Scan the file information of all the assemblies that will be downloaded, so that you have the size of each assembly. Now create a weighted value for the "average" assembly.

 var totalSize = assemblies.Select(x=> x.FileSize).Sum(); var averageSize = totalSize / assemblies.Count(); var averageChange = averageSize / totalSize; 

Assuming your progress bar is on a scale of 0 to 1, you can simply add averageChange each time another assembly loads.
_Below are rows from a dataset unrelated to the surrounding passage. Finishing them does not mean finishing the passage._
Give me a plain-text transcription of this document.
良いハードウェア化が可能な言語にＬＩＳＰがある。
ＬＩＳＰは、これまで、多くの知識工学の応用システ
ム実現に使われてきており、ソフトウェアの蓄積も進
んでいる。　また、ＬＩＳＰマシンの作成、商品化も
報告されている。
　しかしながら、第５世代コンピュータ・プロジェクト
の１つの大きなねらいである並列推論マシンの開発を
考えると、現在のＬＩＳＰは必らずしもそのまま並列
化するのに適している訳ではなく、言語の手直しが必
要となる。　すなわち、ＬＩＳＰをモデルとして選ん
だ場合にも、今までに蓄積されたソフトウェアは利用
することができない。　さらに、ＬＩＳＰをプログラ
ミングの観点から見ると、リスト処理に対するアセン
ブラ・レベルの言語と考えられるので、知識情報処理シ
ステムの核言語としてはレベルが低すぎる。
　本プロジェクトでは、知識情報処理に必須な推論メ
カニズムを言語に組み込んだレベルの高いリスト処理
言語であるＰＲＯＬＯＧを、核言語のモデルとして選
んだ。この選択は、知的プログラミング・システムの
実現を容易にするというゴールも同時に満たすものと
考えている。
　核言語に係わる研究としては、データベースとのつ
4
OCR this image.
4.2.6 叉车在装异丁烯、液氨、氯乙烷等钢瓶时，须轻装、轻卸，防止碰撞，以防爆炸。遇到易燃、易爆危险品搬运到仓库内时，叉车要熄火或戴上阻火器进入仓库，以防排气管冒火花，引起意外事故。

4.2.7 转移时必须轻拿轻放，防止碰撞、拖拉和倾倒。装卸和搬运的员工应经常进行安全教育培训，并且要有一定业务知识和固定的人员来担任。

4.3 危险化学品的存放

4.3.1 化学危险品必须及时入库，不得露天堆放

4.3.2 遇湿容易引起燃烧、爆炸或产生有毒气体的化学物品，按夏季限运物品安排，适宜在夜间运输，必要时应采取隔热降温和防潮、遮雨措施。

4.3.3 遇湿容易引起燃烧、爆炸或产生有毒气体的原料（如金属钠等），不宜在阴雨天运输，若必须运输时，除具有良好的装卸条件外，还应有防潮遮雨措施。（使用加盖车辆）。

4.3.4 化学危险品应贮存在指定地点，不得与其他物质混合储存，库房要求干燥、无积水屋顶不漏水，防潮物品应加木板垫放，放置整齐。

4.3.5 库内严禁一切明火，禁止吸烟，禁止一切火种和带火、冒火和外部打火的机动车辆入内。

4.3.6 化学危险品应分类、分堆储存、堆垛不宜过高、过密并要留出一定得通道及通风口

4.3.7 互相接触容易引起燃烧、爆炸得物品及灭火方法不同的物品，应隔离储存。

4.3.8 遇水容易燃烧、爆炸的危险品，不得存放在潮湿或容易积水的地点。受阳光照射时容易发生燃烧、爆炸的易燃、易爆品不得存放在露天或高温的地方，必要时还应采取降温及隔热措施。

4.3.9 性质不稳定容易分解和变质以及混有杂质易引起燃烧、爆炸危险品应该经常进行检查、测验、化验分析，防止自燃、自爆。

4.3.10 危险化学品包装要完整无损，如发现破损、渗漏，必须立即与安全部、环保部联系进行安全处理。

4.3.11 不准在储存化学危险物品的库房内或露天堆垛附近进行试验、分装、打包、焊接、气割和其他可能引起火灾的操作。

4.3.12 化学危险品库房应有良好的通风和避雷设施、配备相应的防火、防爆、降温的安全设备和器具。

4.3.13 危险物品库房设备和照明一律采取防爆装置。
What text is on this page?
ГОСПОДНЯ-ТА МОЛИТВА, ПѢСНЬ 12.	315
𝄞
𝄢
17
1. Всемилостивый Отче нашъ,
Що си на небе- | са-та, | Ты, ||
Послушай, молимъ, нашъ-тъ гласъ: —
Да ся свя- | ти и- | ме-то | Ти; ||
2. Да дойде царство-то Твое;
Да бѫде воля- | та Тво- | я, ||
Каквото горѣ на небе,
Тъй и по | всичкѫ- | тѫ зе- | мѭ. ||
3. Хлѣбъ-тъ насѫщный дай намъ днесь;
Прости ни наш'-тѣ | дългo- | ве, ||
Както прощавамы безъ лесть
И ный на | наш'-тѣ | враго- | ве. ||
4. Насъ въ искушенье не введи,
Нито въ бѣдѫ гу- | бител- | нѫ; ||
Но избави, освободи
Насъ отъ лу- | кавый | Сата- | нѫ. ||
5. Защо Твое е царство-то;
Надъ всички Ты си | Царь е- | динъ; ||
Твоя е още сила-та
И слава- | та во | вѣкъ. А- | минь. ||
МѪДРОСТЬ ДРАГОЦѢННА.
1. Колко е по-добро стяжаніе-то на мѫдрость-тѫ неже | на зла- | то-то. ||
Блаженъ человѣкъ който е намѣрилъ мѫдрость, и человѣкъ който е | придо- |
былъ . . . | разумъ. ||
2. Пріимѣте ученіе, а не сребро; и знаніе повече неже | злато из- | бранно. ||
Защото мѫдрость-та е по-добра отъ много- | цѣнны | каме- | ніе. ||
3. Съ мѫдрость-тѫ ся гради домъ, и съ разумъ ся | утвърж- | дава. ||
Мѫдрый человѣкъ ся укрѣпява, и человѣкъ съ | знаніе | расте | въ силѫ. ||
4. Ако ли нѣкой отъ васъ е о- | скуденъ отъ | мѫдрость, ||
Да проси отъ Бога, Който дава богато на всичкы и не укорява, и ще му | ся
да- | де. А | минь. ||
Or you could actually count the downloaded bytes against the total size for the progress bar. I personally would go with my average method to prevent progress from [-] to [-------------------] from the same assembly. Users are not used to nonlinear changes and are not inclined to trust nonlinear changes. By providing them with a linearly growing progress bar, which ends almost exactly when it loads, people give people a good idea of ​​things that will work soon. Erroneous jumps in the lanes will make users feel that the system is unstable and unreliable.

One thing that I cannot downplay is how easy it is to annoy your users with a progress bar. Nothing annoys users more than a progress bar, which quickly fills hits by 99% and stops. This makes them feel like the program is frozen. They also need a visual indication that between any meter all things are not frozen. They also do not want to sit for a long time for a long time (this means that you count seconds), see how the progress bar fills, and then flips to zero.